Our plan was to visit Kylemore Abbey and Victorian Walled Garden. It was built as a castle in 1868 and is now the Abbey and home of Benedictine nuns. The Abbey, built in 1920 as a refuge for the nuns fleeing Belgium during World War 1. The nuns opened a boarding school for girls and restored the Abbey, Gothic Church, and Walled Gardens to their former glory.
The Neo-Gothic Church built in the style of the 14th Century. It’s described as a ‘Cathedral in Miniature’ and is a lasting testament to the love of Mitchell Henry for his wife Margaret. He built this amazing church as an homage to his beloved wife when she passed. Now that is romance.
Just outside the walls of the Victorian garden, live these sweet, smelly babes. Ken Scamper (below) and Gloria Summer (above) veg-out on the thick grasses, abundant weeds, and I suppose whatever is thrown out for them. Hah!
Most of our days in Ireland were spent in a car. We drove to one area to walk around and site see just to get back in the car to go to another area to do the same thing. It made the times that we hiked so much more sweet though. When we decided to visit Connemara National Park, we thought we were just going to have a short jaunt around the Bog trail. Three hours later we were ready for a pint and a bath. The views were worth it.
There were so many roads and paths so seemingly no where. I took a ton of photos just like this because I loved how small they made me feel and the idea of not knowing where a road will take you until you get that curve.
The Aran Islands: Inishmore
After Connemara National Park we stayed in the town of Clifden. Unfortunately it was so late, uh, like 5:15p, when we arrived that it was already too dark for any photos. We made Irish friends at the local bar and called it a night because we had to be up EARLY to get to the ferry to Inishmore the next day. Like I said, we did a lot of driving.

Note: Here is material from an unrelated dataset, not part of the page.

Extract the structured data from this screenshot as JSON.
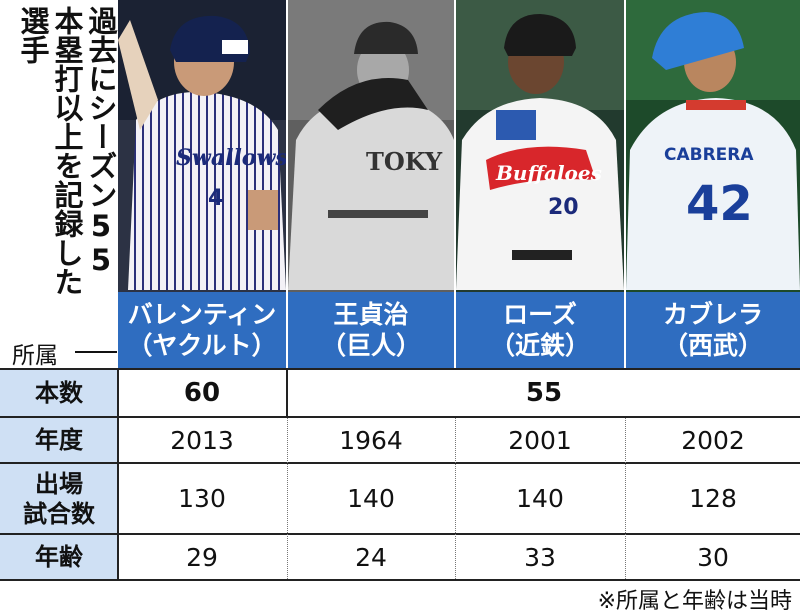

Inishmore is the largest of the three Aran Islands on the west coast Ireland. And I still could not imagine being on this island during the height of tourist season. It may have been freezing but the sun was bright and warm allowing for the best possible day roaming around this gorgeous, ancient place. I would like to go back with Adam and ride backs from one end to the other, adventuring and seeing places we couldn’t with our tour guide. My mom already wants to come back and is hoping to have a better knee by then to bike around and hike to higher elevations. Fingers crossed!
This house had a newly thatched roof and sat up on this hill. It could not have been more picturesque. This is the traditional style of homes on the island with a thatched roof and three windows on the front.
Cliffs of Moher
The Cliffs of Moher are Irelands gem. One of the most visited places on the island it does not disappoint. The views overlooking the Atlantic Ocean are stunning. You can hear the puffins and other coastal birds flying and squawking below. The sun was out for only a moment when we arrived but the clouds rushed in and the winds picked up reminding us of just how quickly the weather can change in this rugged, magical place.

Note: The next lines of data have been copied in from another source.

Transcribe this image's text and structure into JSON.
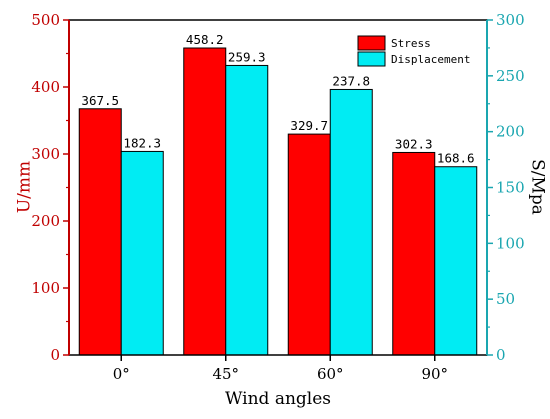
{
  "chart_data": {
    "type": "bar",
    "xlabel": "Wind angles",
    "categories": [
      "0°",
      "45°",
      "60°",
      "90°"
    ],
    "y_left": {
      "label": "U/mm",
      "lim": [
        0,
        500
      ],
      "ticks": [
        0,
        100,
        200,
        300,
        400,
        500
      ]
    },
    "y_right": {
      "label": "S/Mpa",
      "lim": [
        0,
        300
      ],
      "ticks": [
        0,
        50,
        100,
        150,
        200,
        250,
        300
      ]
    },
    "series": [
      {
        "name": "Stress",
        "axis": "left",
        "values": [
          367.5,
          458.2,
          329.7,
          302.3
        ],
        "labels": [
          "367.5",
          "458.2",
          "329.7",
          "302.3"
        ]
      },
      {
        "name": "Displacement",
        "axis": "right",
        "values": [
          182.3,
          259.3,
          237.8,
          168.6
        ],
        "labels": [
          "182.3",
          "259.3",
          "237.8",
          "168.6"
        ]
      }
    ],
    "legend_position": "top-right",
    "grid": false
  },
  "colors": {
    "stress": "#ff0000",
    "displacement": "#00ecf3",
    "left_axis": "#c00000",
    "right_axis": "#1aa6b0"
  }
}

We spent one night back in Adare before we left for Dublin for our last night in Ireland. I’m not a city girl but I can appreciate the hustle, the lights, the noise for a night or two. And if you travel Ireland, Dublin is unavoidable. We stayed in a quaint hotel on the River Liffey with spectacular views of the city.
The hotel was near The Temple Bar which is a famous, if not the most famous bar, in Dublin. Why, you ask? Most people really have no idea, hah! Instagram? Pictures of this bar are used the most in stock photography for Dublin. And because of social media tourists from all over the world stop here for a selfie.

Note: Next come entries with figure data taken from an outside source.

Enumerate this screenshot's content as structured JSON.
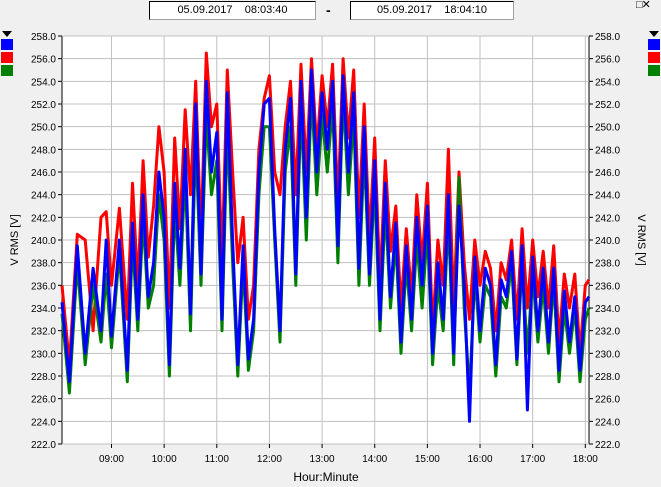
{
  "range": {
    "start": "05.09.2017    08:03:40",
    "separator": "-",
    "end": "05.09.2017    18:04:10"
  },
  "legend_colors": [
    "#0000ff",
    "#ff0000",
    "#008000"
  ],
  "chart_data": {
    "type": "line",
    "ylabel_left": "V RMS [V]",
    "ylabel_right": "V RMS [V]",
    "xlabel": "Hour:Minute",
    "ylim": [
      222.0,
      258.0
    ],
    "yticks": [
      "258.0",
      "256.0",
      "254.0",
      "252.0",
      "250.0",
      "248.0",
      "246.0",
      "244.0",
      "242.0",
      "240.0",
      "238.0",
      "236.0",
      "234.0",
      "232.0",
      "230.0",
      "228.0",
      "226.0",
      "224.0",
      "222.0"
    ],
    "xlim_hours": [
      8.06,
      18.07
    ],
    "xticks": [
      {
        "label": "09:00",
        "hour": 9
      },
      {
        "label": "10:00",
        "hour": 10
      },
      {
        "label": "11:00",
        "hour": 11
      },
      {
        "label": "12:00",
        "hour": 12
      },
      {
        "label": "13:00",
        "hour": 13
      },
      {
        "label": "14:00",
        "hour": 14
      },
      {
        "label": "15:00",
        "hour": 15
      },
      {
        "label": "16:00",
        "hour": 16
      },
      {
        "label": "17:00",
        "hour": 17
      },
      {
        "label": "18:00",
        "hour": 18
      }
    ],
    "grid": true,
    "series": [
      {
        "color": "#ff0000",
        "hour": [
          8.06,
          8.2,
          8.35,
          8.5,
          8.65,
          8.8,
          8.9,
          9.0,
          9.15,
          9.3,
          9.4,
          9.5,
          9.6,
          9.7,
          9.8,
          9.9,
          10.0,
          10.1,
          10.2,
          10.3,
          10.4,
          10.5,
          10.6,
          10.7,
          10.8,
          10.9,
          11.0,
          11.1,
          11.2,
          11.3,
          11.4,
          11.5,
          11.6,
          11.7,
          11.8,
          11.9,
          12.0,
          12.1,
          12.2,
          12.3,
          12.4,
          12.5,
          12.6,
          12.7,
          12.8,
          12.9,
          13.0,
          13.1,
          13.2,
          13.3,
          13.4,
          13.5,
          13.6,
          13.7,
          13.8,
          13.9,
          14.0,
          14.1,
          14.2,
          14.3,
          14.4,
          14.5,
          14.6,
          14.7,
          14.8,
          14.9,
          15.0,
          15.1,
          15.2,
          15.3,
          15.4,
          15.5,
          15.6,
          15.7,
          15.8,
          15.9,
          16.0,
          16.1,
          16.2,
          16.3,
          16.4,
          16.5,
          16.6,
          16.7,
          16.8,
          16.9,
          17.0,
          17.1,
          17.2,
          17.3,
          17.4,
          17.5,
          17.6,
          17.7,
          17.8,
          17.9,
          18.0,
          18.07
        ],
        "values": [
          236.0,
          229.0,
          240.5,
          240.0,
          232.0,
          242.0,
          242.5,
          236.0,
          242.8,
          233.0,
          245.0,
          236.0,
          247.0,
          238.5,
          243.0,
          250.0,
          246.0,
          234.0,
          249.0,
          241.0,
          251.5,
          244.0,
          254.0,
          240.0,
          256.5,
          250.0,
          252.0,
          238.0,
          255.0,
          246.0,
          238.0,
          242.0,
          233.0,
          236.0,
          248.0,
          252.5,
          254.5,
          246.0,
          244.0,
          250.0,
          254.0,
          244.0,
          255.5,
          246.0,
          256.0,
          248.0,
          254.5,
          250.0,
          255.5,
          243.0,
          256.0,
          249.0,
          255.0,
          242.0,
          252.0,
          240.0,
          249.0,
          236.0,
          247.0,
          239.0,
          243.0,
          234.0,
          241.0,
          235.0,
          244.0,
          238.0,
          245.0,
          232.0,
          240.0,
          236.0,
          248.0,
          234.0,
          246.0,
          238.0,
          233.0,
          240.0,
          236.0,
          239.0,
          237.5,
          232.0,
          238.0,
          236.5,
          240.0,
          233.0,
          241.0,
          234.0,
          240.0,
          235.0,
          239.0,
          234.0,
          239.5,
          231.0,
          237.0,
          234.0,
          237.0,
          230.0,
          236.0,
          236.5
        ]
      },
      {
        "color": "#008000",
        "hour": [
          8.06,
          8.2,
          8.35,
          8.5,
          8.65,
          8.8,
          8.9,
          9.0,
          9.15,
          9.3,
          9.4,
          9.5,
          9.6,
          9.7,
          9.8,
          9.9,
          10.0,
          10.1,
          10.2,
          10.3,
          10.4,
          10.5,
          10.6,
          10.7,
          10.8,
          10.9,
          11.0,
          11.1,
          11.2,
          11.3,
          11.4,
          11.5,
          11.6,
          11.7,
          11.8,
          11.9,
          12.0,
          12.1,
          12.2,
          12.3,
          12.4,
          12.5,
          12.6,
          12.7,
          12.8,
          12.9,
          13.0,
          13.1,
          13.2,
          13.3,
          13.4,
          13.5,
          13.6,
          13.7,
          13.8,
          13.9,
          14.0,
          14.1,
          14.2,
          14.3,
          14.4,
          14.5,
          14.6,
          14.7,
          14.8,
          14.9,
          15.0,
          15.1,
          15.2,
          15.3,
          15.4,
          15.5,
          15.6,
          15.7,
          15.8,
          15.9,
          16.0,
          16.1,
          16.2,
          16.3,
          16.4,
          16.5,
          16.6,
          16.7,
          16.8,
          16.9,
          17.0,
          17.1,
          17.2,
          17.3,
          17.4,
          17.5,
          17.6,
          17.7,
          17.8,
          17.9,
          18.0,
          18.07
        ],
        "values": [
          233.5,
          226.5,
          238.0,
          229.0,
          236.0,
          231.0,
          237.0,
          230.5,
          239.0,
          227.5,
          240.0,
          232.0,
          242.0,
          234.0,
          236.0,
          244.0,
          240.0,
          228.0,
          243.0,
          236.0,
          246.0,
          232.0,
          249.0,
          236.0,
          251.0,
          244.0,
          247.0,
          232.0,
          250.0,
          238.0,
          228.0,
          238.0,
          228.5,
          232.0,
          244.0,
          250.0,
          250.0,
          240.0,
          231.0,
          246.0,
          250.0,
          236.0,
          252.0,
          240.0,
          253.0,
          244.0,
          251.0,
          246.0,
          252.0,
          238.0,
          253.0,
          244.0,
          251.0,
          236.0,
          248.0,
          236.0,
          245.0,
          232.0,
          243.0,
          234.0,
          240.0,
          230.0,
          238.0,
          232.0,
          240.0,
          234.0,
          241.0,
          229.0,
          236.0,
          232.0,
          242.0,
          229.0,
          245.5,
          234.0,
          226.5,
          237.0,
          231.0,
          236.0,
          235.0,
          228.0,
          235.0,
          234.0,
          238.0,
          229.0,
          238.0,
          230.0,
          237.0,
          231.0,
          236.0,
          230.0,
          236.5,
          227.5,
          234.0,
          230.0,
          234.0,
          227.5,
          233.0,
          234.0
        ]
      },
      {
        "color": "#0000ff",
        "hour": [
          8.06,
          8.2,
          8.35,
          8.5,
          8.65,
          8.8,
          8.9,
          9.0,
          9.15,
          9.3,
          9.4,
          9.5,
          9.6,
          9.7,
          9.8,
          9.9,
          10.0,
          10.1,
          10.2,
          10.3,
          10.4,
          10.5,
          10.6,
          10.7,
          10.8,
          10.9,
          11.0,
          11.1,
          11.2,
          11.3,
          11.4,
          11.5,
          11.6,
          11.7,
          11.8,
          11.9,
          12.0,
          12.1,
          12.2,
          12.3,
          12.4,
          12.5,
          12.6,
          12.7,
          12.8,
          12.9,
          13.0,
          13.1,
          13.2,
          13.3,
          13.4,
          13.5,
          13.6,
          13.7,
          13.8,
          13.9,
          14.0,
          14.1,
          14.2,
          14.3,
          14.4,
          14.5,
          14.6,
          14.7,
          14.8,
          14.9,
          15.0,
          15.1,
          15.2,
          15.3,
          15.4,
          15.5,
          15.6,
          15.7,
          15.8,
          15.9,
          16.0,
          16.1,
          16.2,
          16.3,
          16.4,
          16.5,
          16.6,
          16.7,
          16.8,
          16.9,
          17.0,
          17.1,
          17.2,
          17.3,
          17.4,
          17.5,
          17.6,
          17.7,
          17.8,
          17.9,
          18.0,
          18.07
        ],
        "values": [
          234.5,
          227.5,
          239.5,
          230.0,
          237.5,
          232.0,
          240.0,
          231.5,
          240.0,
          228.5,
          241.5,
          233.0,
          244.0,
          235.0,
          238.0,
          246.0,
          242.0,
          229.0,
          245.0,
          237.5,
          248.0,
          233.5,
          252.0,
          237.0,
          254.0,
          246.0,
          249.5,
          233.0,
          253.0,
          240.0,
          229.0,
          239.5,
          229.5,
          233.0,
          246.0,
          252.0,
          252.5,
          241.0,
          232.0,
          248.0,
          252.5,
          237.0,
          254.0,
          242.0,
          255.0,
          246.0,
          253.0,
          248.0,
          254.0,
          239.5,
          254.5,
          246.0,
          253.0,
          237.5,
          250.0,
          237.0,
          247.0,
          233.0,
          245.0,
          235.0,
          241.5,
          231.0,
          239.5,
          233.0,
          242.0,
          236.0,
          243.0,
          230.0,
          238.0,
          233.0,
          244.0,
          230.0,
          243.0,
          236.0,
          224.0,
          238.5,
          232.0,
          237.5,
          236.0,
          229.0,
          236.5,
          235.0,
          239.0,
          229.5,
          239.5,
          225.0,
          238.5,
          232.0,
          237.5,
          231.0,
          237.5,
          228.5,
          235.5,
          231.0,
          235.0,
          228.5,
          234.5,
          235.0
        ]
      }
    ]
  }
}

Ireland decorates for Christmas in early November. And the Temple Bar was no exception. We ventured in just to have a quick pint and ended up being there for hours. They decorate every room from floor to ceiling in holiday attire. Christmas had officially exploded within these walls and it was amazing. Of course 99% of the patrons and music is American. It’s not the best place for an Irish experience but it’s fun regardless.